His little ISP is AS267, which is a SHOCKINGLY low number. That's like.. the ISP equiv of a 4 digit slashdot id, or owning something like sodapop.com.
He's also one of the authors of RFC 5575, which is a pretty big deal in the DDoS world.
His little ISP is AS267, which is a SHOCKINGLY low number. That's like.. the ISP equiv of a 4 digit slashdot id, or owning something like sodapop.com.
He's also one of the authors of RFC 5575, which is a pretty big deal in the DDoS world.

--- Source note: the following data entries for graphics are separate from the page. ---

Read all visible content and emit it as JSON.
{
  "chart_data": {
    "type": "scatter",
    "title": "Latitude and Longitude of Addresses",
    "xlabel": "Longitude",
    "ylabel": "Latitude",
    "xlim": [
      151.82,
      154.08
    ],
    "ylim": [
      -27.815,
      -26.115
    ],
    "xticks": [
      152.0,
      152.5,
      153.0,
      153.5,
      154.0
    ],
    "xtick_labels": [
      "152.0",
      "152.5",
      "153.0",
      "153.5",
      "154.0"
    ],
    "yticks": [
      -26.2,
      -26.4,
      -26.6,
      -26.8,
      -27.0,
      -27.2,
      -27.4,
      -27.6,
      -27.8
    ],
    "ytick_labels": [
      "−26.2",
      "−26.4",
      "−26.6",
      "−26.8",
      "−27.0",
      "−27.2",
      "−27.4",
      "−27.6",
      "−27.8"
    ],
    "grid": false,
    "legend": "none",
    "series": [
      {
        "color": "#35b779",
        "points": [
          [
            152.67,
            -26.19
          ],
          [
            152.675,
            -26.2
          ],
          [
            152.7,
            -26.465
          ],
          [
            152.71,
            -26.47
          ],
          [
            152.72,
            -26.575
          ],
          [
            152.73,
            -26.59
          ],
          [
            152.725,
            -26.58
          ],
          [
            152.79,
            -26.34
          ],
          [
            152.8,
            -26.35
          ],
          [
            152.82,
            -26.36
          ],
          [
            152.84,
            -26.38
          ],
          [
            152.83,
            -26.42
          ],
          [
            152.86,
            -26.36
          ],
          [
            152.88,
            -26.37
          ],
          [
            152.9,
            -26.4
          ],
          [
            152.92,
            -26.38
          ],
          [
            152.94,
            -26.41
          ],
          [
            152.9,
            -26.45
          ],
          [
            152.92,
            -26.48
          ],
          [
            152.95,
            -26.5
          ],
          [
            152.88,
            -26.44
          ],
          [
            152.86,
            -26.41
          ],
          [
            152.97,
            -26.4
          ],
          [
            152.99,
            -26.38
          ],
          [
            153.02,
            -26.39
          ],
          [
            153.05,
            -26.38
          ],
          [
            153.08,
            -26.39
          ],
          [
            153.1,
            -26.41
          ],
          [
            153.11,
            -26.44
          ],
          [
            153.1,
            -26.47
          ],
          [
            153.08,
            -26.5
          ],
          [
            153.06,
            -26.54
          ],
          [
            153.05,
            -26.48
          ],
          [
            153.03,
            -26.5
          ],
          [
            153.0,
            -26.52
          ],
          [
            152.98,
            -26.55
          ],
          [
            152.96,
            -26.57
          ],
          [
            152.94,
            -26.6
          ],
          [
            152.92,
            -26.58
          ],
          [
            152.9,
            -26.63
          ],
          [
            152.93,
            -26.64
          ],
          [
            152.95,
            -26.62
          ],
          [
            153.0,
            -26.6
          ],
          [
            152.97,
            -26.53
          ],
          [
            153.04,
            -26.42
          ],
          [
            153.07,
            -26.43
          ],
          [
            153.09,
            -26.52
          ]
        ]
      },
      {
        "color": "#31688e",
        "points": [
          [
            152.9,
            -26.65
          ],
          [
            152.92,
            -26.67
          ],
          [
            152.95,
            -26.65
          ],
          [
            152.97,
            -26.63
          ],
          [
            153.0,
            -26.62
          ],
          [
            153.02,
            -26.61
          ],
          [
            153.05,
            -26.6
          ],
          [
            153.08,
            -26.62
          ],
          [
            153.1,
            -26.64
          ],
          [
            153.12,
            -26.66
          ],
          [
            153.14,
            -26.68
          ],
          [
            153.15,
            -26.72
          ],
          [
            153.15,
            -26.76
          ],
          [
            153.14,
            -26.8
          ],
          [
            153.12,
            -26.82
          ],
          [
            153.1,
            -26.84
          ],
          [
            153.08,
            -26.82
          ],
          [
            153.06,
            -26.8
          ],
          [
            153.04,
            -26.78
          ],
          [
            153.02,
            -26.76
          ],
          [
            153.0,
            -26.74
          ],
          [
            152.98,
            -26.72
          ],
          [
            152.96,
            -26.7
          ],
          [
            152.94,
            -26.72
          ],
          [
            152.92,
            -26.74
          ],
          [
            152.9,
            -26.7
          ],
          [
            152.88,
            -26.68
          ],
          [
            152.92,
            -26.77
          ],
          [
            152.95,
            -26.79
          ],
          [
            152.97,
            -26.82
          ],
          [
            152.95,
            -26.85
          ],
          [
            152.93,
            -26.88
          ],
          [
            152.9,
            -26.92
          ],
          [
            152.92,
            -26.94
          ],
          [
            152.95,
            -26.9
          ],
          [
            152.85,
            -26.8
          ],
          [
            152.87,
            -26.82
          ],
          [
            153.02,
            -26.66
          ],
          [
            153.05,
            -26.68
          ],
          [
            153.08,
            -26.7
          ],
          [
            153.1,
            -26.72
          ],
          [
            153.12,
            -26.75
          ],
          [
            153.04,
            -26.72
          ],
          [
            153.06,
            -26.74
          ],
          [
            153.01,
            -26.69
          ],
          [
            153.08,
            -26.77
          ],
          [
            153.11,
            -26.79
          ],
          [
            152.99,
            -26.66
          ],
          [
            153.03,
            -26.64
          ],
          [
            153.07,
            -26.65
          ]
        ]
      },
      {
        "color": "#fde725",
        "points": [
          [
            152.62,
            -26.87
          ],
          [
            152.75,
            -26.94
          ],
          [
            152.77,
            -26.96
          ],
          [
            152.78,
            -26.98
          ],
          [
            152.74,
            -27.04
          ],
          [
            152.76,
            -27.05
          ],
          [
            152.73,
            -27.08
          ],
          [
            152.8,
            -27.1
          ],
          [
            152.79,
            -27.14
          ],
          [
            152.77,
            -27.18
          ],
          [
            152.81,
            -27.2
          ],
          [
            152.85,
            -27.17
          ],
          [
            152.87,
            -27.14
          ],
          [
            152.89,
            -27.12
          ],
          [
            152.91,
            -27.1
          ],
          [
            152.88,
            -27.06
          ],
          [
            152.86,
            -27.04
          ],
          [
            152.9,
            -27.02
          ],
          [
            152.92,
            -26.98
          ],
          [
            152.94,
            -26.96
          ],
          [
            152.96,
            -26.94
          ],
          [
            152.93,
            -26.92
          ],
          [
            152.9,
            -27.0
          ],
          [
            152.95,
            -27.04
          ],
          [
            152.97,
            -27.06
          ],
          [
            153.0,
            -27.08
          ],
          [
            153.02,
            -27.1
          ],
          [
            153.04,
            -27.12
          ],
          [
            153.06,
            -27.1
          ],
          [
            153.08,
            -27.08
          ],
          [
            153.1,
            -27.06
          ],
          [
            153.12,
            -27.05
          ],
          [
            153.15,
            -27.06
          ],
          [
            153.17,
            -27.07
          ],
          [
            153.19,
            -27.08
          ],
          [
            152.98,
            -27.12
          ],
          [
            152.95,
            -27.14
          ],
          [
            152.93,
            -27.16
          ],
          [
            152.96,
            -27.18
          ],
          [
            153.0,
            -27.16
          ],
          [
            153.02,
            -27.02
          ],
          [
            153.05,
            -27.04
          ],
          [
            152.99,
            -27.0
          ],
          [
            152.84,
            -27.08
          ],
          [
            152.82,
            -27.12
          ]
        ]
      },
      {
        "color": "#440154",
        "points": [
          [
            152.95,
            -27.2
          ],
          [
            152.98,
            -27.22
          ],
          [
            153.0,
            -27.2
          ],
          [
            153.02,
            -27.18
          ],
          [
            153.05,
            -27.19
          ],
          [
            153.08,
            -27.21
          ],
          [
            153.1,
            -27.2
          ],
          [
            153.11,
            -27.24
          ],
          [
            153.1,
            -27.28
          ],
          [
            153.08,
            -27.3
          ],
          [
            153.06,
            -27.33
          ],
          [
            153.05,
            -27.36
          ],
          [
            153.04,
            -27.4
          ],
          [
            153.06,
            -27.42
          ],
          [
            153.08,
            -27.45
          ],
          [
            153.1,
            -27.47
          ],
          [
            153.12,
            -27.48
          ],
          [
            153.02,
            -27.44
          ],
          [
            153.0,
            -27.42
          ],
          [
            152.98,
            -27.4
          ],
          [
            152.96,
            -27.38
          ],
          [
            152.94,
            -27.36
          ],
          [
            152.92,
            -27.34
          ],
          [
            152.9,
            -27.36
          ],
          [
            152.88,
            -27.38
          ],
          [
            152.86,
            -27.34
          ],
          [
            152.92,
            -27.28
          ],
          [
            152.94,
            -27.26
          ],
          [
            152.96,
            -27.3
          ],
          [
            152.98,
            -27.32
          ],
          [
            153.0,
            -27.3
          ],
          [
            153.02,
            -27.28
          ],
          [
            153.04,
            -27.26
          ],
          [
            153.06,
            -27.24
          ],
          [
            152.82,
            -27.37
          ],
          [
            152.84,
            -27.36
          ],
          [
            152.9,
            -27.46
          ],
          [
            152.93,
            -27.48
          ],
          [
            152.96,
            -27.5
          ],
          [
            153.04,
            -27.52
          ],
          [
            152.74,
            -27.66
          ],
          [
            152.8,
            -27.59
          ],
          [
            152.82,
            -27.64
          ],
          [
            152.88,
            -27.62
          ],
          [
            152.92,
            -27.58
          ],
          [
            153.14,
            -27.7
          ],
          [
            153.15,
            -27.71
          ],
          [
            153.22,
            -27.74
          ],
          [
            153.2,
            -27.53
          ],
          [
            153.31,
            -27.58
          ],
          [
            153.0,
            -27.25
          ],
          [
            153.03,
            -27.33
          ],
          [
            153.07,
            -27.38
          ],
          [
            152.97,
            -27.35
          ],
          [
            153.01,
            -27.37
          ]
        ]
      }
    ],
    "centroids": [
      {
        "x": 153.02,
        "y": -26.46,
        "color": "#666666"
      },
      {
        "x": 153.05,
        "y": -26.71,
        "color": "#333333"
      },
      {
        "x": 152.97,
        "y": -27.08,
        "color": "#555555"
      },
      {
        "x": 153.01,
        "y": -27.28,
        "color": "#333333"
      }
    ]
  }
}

And packet inspection is a good fit for F's [FPGA's] by their very nature, DDoS's are squirrely and ASICs get stale, you need to reprogram you F's on the fly to catch that attack in-progress. So to adapt to new attacks on the fly, or update based on new fashions of DDoS's, patch vulnerabilities, and plus they're harder to reverse-engineer than ASICs, they're strong against that, good crypto to protect the bitstreams that define them. Basically built for that. ASICs on the other hand, can just have the lid scraped, take a photo, done. (Though to some extent they do put functionality on memory that gets lost if the chip is turned off during abduction, that can be done, the line between F's and ASICs is not truly that sharp).
A lot of DDoS's are done by state-sponsored or -affiliated or -harbored adversaries, capturing the ASIC that stops the DDoS is a real thing. Reverse engineering usually happens in another country, another jurisdiction. Under smiling eyes, blind eyes, can't get the police to go there, can't get extradition, maybe sue, maybe get them punished within the country that harbors them.[1]
[1] I read in China there was a Chinese man who traveled to New Zealand and murdered somebody, I think a woman. But he would not be extradited. Instead, the New Zealanders presented their evidence in Chinese court, which found it had merit and credibility enough to imprison the murder, within China, so he paid for his crimes fully. All without extraditing one of their own.